L’intégration de la remise en question par Sharon de l’autorité palestinienne, dans la déclaration de Bush, relative au processus de paix risque d’instituer au Moyen-Orient « la guerre de religions », programmé par Sharon, en excluant de la scène palestinienne l’OLP, au profit des extrémistes[9]. Cette exclusion réfléchie des partenaires de la paix, en Palestine risquerait d’entraîner l’ensemble du Moyen-Orient dans une ère de convulsions imprévisibles. La prise en ligne de compte des effets attendus de ce scénario-catastrophe devrait inciter à plus de prudence, de la part de l’ensemble de la communauté internationale et d’abord des Américains, dont les intérêts dans cette aire géopolitique s’accommoderaient difficilement de cette montée des périls. Dans la nouvelle donne au Moyen-Orient, Israël cesse théoriquement d’être, l’allié exclusif, une sorte de « Porte-drapeau » des USA. Mais les analystes américains ne semblent pas encore avoir pris la juste mesure de la nouvelle carte géopolitique de la région: centres d’intérêts,  alliances, nouvelles lignes de démarcation et peut-être répartition des rôles, en conséquence. D’autre part, fait d’évidence, une humiliation des peuples du Machreq/Maghreb serait de lourde de conséquences pour tous.

 

Khalifa Chater

 

Etudes Internationales, n°83, 2/2002

 

Notes :

 

[1]- La rage et l’orgueil, Paris, Plon, 2002. Voir aussi les extraits du livre in Le Point,  n°1549, 24 mai 2002, pp. 58-67.

[2]  Philippe Grimbert, in Le Point, op. cit., p. 62

[3] - Voir ses “bloc-notes”, ibid., p. 130

[4] - Voir son article “Le brûlot d’Oriana Fallaci contre les fils d’Allah”, in le Monde du 30 mai 2002, p. 33.

[5] - Je souscrivant à ce diagnostic du romancier et chroniqueur Patrice Lelorain, Saccages, Editions du Rocher, Monaco, 2002, épitaphe, page de couverture

[6]  - Voir l’article d’Ystzhak Lagor, “L’après-Jenine”, in London Review Book. Nous avons eu connaissance de cet article, à l’occasion de sa republication, par Jeune-Afrique/l’Intelligent, n°2161 du 10-16 juin 2002, pp. 46-47. 

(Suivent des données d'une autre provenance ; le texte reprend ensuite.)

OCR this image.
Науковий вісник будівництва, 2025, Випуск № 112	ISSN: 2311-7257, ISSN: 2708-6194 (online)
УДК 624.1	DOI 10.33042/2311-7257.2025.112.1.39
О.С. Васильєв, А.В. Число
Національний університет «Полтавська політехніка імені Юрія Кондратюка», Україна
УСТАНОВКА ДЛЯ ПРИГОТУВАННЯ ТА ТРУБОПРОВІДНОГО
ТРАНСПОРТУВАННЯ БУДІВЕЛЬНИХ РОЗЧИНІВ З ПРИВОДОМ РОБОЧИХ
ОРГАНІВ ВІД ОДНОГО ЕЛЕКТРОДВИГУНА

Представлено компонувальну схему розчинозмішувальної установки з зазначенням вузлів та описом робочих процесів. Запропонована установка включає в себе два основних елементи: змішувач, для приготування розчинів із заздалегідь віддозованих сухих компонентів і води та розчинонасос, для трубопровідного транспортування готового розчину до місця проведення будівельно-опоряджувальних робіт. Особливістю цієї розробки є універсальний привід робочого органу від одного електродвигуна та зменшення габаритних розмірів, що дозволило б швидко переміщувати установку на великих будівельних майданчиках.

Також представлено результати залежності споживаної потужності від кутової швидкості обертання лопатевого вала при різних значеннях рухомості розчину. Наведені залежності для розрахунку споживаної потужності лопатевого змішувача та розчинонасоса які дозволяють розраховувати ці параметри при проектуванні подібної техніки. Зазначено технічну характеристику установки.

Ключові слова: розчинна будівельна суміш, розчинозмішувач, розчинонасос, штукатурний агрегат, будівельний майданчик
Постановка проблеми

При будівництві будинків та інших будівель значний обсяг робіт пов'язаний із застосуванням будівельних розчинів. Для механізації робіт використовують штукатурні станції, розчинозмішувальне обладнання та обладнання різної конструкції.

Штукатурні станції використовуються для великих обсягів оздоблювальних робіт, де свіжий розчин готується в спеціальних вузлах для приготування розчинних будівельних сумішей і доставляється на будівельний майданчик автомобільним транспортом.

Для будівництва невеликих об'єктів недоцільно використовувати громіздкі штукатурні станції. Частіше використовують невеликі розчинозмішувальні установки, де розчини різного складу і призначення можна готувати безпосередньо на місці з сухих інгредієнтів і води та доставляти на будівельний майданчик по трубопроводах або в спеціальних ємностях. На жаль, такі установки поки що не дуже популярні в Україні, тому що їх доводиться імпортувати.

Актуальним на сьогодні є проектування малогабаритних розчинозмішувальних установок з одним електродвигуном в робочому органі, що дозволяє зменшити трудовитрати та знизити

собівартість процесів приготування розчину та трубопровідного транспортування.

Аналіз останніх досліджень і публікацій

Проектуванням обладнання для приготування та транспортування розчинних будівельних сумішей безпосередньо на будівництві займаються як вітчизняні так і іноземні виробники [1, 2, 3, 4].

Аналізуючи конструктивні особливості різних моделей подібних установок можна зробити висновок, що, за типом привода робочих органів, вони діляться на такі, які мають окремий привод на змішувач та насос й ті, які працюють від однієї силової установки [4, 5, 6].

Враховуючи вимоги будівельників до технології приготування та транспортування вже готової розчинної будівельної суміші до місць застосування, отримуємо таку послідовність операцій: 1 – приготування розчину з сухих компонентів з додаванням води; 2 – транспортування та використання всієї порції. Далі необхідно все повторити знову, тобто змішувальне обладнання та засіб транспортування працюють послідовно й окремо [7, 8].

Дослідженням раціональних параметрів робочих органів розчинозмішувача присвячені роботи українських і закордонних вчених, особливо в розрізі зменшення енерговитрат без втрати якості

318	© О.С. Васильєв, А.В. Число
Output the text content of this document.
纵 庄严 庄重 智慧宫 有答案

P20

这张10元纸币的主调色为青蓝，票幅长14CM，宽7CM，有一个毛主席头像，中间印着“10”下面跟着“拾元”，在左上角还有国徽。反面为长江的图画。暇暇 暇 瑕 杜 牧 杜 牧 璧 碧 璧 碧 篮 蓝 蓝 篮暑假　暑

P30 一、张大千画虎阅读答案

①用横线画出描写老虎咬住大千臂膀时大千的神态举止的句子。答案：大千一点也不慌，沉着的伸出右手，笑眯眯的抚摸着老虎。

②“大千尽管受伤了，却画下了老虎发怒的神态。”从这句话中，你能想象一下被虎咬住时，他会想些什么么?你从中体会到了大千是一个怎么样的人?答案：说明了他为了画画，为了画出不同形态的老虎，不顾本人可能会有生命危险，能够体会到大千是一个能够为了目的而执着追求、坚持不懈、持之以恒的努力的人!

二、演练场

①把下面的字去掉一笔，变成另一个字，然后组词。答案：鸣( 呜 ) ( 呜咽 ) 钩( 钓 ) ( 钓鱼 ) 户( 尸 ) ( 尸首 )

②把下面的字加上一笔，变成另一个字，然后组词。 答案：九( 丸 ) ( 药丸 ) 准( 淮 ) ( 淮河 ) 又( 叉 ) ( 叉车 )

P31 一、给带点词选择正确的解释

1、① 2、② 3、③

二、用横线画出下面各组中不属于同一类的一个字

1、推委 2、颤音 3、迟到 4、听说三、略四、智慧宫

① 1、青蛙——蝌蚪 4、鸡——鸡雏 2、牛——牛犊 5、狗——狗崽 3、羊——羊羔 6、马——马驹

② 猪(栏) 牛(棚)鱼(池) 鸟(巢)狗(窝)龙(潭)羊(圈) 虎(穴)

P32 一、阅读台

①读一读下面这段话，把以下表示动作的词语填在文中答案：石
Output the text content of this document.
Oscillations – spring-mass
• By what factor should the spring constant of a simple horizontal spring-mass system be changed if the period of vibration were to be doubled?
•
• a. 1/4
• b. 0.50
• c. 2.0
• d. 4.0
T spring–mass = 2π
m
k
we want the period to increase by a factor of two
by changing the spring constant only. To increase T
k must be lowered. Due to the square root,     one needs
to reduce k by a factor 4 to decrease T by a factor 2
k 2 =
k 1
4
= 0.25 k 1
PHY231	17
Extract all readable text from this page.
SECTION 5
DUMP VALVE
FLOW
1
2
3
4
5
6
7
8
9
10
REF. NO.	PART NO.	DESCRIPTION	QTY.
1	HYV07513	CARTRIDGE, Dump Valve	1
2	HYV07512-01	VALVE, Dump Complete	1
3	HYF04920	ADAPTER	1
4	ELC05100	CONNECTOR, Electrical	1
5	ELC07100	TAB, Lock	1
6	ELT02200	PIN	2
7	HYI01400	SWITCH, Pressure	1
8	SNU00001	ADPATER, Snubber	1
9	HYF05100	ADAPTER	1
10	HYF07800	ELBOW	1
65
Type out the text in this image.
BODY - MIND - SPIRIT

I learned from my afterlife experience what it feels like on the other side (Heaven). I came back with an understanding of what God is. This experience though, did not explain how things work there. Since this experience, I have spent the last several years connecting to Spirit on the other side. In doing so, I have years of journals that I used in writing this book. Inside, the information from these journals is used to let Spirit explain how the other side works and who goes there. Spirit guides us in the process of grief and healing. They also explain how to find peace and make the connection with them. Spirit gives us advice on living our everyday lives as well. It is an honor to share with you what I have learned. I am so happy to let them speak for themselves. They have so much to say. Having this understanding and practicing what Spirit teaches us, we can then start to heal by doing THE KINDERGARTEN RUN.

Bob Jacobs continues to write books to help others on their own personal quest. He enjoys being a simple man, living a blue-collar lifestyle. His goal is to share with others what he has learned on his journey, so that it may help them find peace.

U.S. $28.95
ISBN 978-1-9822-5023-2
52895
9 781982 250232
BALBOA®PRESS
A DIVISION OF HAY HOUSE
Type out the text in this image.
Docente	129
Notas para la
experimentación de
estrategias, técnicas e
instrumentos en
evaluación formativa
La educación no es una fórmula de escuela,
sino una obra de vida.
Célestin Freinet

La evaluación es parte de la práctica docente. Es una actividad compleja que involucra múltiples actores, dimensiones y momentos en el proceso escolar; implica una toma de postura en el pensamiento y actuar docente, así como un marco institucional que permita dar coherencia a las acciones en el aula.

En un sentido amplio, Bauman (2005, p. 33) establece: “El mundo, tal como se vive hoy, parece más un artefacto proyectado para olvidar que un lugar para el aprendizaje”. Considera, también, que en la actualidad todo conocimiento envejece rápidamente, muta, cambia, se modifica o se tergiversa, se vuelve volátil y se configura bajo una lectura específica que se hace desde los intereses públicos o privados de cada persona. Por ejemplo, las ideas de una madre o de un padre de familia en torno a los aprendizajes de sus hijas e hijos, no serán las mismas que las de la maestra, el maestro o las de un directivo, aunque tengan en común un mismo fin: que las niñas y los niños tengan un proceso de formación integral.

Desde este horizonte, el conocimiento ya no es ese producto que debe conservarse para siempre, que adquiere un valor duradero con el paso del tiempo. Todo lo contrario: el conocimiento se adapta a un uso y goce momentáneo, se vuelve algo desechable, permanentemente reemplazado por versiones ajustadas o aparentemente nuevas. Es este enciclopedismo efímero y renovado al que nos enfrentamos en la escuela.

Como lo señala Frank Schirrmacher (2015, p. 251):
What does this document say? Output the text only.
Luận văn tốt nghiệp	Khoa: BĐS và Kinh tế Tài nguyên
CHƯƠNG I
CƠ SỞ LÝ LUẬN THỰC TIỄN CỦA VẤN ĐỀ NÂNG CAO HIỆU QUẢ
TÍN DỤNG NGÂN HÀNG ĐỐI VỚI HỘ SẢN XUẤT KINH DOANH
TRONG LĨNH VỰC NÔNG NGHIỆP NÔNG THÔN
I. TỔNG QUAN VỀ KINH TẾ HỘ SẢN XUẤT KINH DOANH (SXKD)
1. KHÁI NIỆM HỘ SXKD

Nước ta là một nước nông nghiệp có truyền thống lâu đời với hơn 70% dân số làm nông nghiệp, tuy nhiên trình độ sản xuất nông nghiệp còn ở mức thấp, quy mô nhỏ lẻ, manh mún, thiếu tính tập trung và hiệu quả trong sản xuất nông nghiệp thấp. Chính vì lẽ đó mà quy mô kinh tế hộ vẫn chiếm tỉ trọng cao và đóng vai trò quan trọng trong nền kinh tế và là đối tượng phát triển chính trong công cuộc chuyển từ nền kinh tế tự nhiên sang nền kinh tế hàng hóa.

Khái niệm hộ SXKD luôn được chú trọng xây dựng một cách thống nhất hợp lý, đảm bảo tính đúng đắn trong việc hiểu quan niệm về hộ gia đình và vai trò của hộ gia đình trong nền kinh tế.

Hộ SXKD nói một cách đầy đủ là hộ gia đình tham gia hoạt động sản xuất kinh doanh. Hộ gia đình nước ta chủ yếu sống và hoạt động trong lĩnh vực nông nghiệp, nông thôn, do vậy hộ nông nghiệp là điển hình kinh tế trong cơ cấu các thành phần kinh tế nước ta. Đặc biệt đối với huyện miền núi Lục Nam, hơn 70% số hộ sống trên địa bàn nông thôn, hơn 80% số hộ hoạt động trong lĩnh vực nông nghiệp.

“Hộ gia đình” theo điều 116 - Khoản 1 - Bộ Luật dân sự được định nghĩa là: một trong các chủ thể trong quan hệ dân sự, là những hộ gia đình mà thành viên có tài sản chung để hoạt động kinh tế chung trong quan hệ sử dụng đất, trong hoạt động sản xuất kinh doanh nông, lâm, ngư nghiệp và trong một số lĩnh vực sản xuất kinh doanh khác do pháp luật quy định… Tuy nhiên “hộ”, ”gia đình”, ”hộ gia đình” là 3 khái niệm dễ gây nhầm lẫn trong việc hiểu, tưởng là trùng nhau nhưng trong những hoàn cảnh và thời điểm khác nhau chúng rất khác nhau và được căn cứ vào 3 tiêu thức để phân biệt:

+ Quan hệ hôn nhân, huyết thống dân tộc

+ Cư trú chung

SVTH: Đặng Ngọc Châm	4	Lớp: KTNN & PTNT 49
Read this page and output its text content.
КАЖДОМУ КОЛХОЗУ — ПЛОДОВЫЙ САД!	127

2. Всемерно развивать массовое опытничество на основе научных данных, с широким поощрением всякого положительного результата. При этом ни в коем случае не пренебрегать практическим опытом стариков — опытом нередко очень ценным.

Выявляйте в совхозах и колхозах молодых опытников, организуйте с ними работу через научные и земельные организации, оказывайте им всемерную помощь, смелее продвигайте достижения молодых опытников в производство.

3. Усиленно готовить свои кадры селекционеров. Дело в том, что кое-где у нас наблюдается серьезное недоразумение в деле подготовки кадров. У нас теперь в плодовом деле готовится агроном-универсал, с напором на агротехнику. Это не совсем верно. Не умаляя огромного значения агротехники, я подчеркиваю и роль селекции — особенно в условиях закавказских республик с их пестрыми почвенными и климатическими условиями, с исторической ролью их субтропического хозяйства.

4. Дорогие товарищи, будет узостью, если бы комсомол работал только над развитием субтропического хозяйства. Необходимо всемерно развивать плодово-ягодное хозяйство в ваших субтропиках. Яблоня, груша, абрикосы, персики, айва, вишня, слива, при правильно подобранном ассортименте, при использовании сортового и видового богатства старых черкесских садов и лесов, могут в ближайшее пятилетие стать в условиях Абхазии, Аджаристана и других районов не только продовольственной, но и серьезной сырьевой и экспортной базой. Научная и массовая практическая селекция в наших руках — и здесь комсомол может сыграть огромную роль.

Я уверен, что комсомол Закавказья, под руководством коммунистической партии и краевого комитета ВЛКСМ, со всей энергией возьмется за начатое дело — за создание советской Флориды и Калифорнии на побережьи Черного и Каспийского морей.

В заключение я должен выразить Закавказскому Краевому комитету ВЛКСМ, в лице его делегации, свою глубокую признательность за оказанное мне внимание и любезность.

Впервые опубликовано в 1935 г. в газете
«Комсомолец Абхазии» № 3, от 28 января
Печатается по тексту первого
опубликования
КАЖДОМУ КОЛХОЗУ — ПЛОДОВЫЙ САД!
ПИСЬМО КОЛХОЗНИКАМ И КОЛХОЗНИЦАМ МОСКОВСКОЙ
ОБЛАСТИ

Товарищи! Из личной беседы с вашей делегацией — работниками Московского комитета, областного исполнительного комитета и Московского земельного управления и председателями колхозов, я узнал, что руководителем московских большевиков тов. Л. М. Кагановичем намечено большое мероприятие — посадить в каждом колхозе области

[7] - On a évoque la naissance d’une Sainte Alliance américano-russe à l’occasion de la rencontre Bush/potine, à Moscou, le 24 mai 2002. Ce rappel de la Sainte Alliance de triste mémoire qui a conduit la répression des mouvements d’émancipation, au profit des régimes absolus est significatif mais bien anachronique. Voir Le Monde du 27 mai 2002, p. 1.

[8] - Alexis Tadié, “Proche-Orient : une catastrophe programmée”, in Esprit, mai 2002, pp. 173-175. Voir particulièrement p. 173.

[9] - Jean Daniel affirme, dans son éditorial que “Bush a cédé sur Arafat, dont il ne veut plus parce que Sharon, pour des questions d’humeur n’en veut plus” (Le Nouvel Observateur n° 1964, 27 juin-3 juillet 2002, pp.26-27). L’analyse de Tadié nous paraît bien plus crédible car elle éclaire la portée stratégique d’une option réfléchie et dangereuse.